Pour plaire à chacun, le petit train arrivait jusqu’au bout de la jetée du port de la Nouvelle ; là, fut aménagé un plongeoir si haut qu’il tutoyait les nues et sur lequel les quatre chevaux de l’ancienne diligence devinrent les héros. Le cocher et le gardien du phare, ouvrirent même une guinguette, où devant un plat de sardines grillées, l’on se désaltérait de vin clairet pour valser jusqu’à l’étourdissement.

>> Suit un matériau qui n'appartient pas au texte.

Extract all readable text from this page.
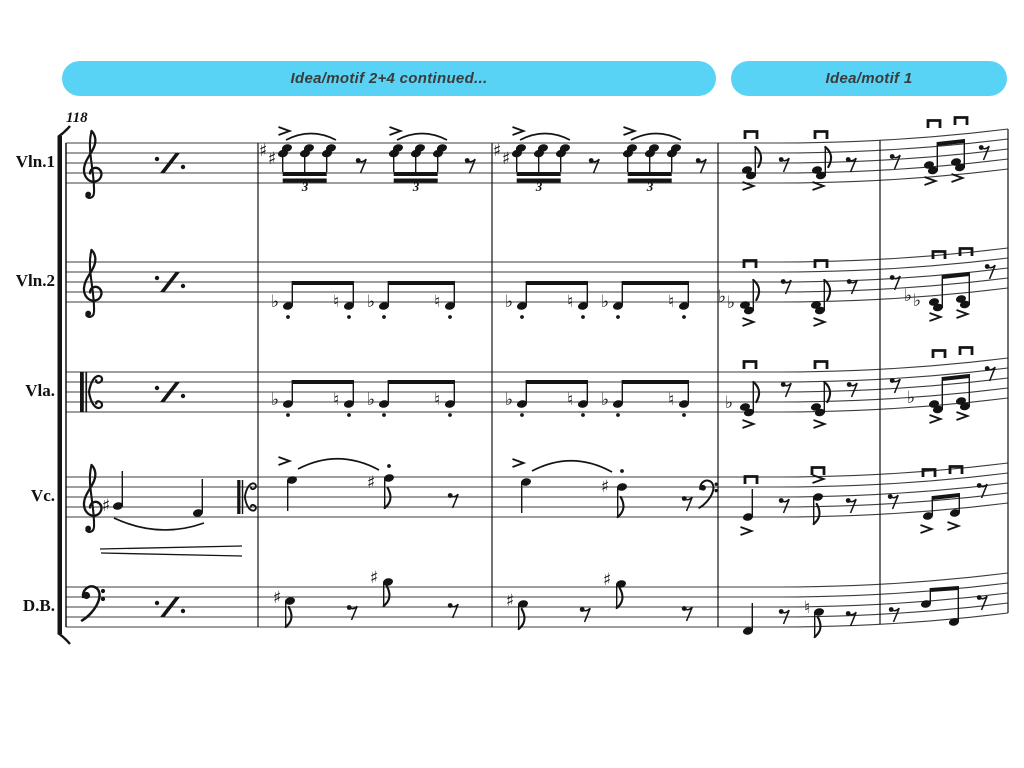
Idea/motif 2+4 continued...	Idea/motif 1
118
Vln.1
Vln.2
Vla.
Vc.
D.B.
♯ ♯
3	3
♯ ♯
3	3
♭	♮ ♭	♮	♭	♮ ♭	♮	♭ ♭	♭ ♭
♭	♮ ♭	♮	♭	♮ ♭	♮	♭	♭
♯
♯	♯
♯
♯
♯
♯
♮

Mais l’époque connut bientôt ces premières automobiles, qui prirent dans leurs sièges en cuir les bourgeois de la contrée. Pour le reste, il fallut égaler les puissants pour aller à la plage. Alors s’enfourna-t-on dans des autocars poussifs, qui pétaradèrent en sillonnant les Corbières, effrayant les moutons, les rainettes et aussi les champignons.
Et se fermèrent les gares, les unes après les autres. Ensuite plus aucun voyageur ne prit le petit train, sauf des barriques de vin aigrelet à l’adresse des caboulots de la plage, pour les baigneurs qui n’étaient pas du coin.
Le petit train des Corbières fut un jour condamné à la ferraille.
Or, lorsqu'on vint pour le dépecer, il avait disparu corps et bien et le dragon à trois têtes aussi. L'histoire de ce petit train s'arrêta-là et on ôta les rails pour les céder au poids à des ferrailleurs. La vie moderne s'était installée dans la région et ça pétaradait du tonnerre de Dieu sur les routes des Corbières.
Mais en vérité, la nuit précédant sa mort, le petit train partit pour un ultime voyage. A cette heure-ci, les gens dormaient sur leurs deux oreilles et nul n'aperçut le dragon le conduisant. Rendu au bout de la jetée de la plage du port de La Nouvelle, il ne s'arrêta pas et d'un majestueux saut, aidé par le Cers, il plongea dans la Méditerranée. Le gardien du phare perçut bien un plouf monumental dans les flots. Mais c'était une nuit sans lune ni étoile, il mit cela sur le compte d'un poisson géant, comme les bateaux en ramenaient dans leurs filets une fois par siècle.
En vérité, le petit train fait la joie des poissons et des sirènes tout autour de la Méditerranée. Sur sa locomotive toujours rutilante, crachant des flammes comme au bon vieux temps, le dragon à trois têtes est toujours fidèle à son poste.
Si vous passez par Port-la-Nouvelle, tendez l'oreille de votre coeur juste dessous le phare, la nuit lorsque les rêves croisent les étoiles, vous l'entendrez comme je l'ai entendu.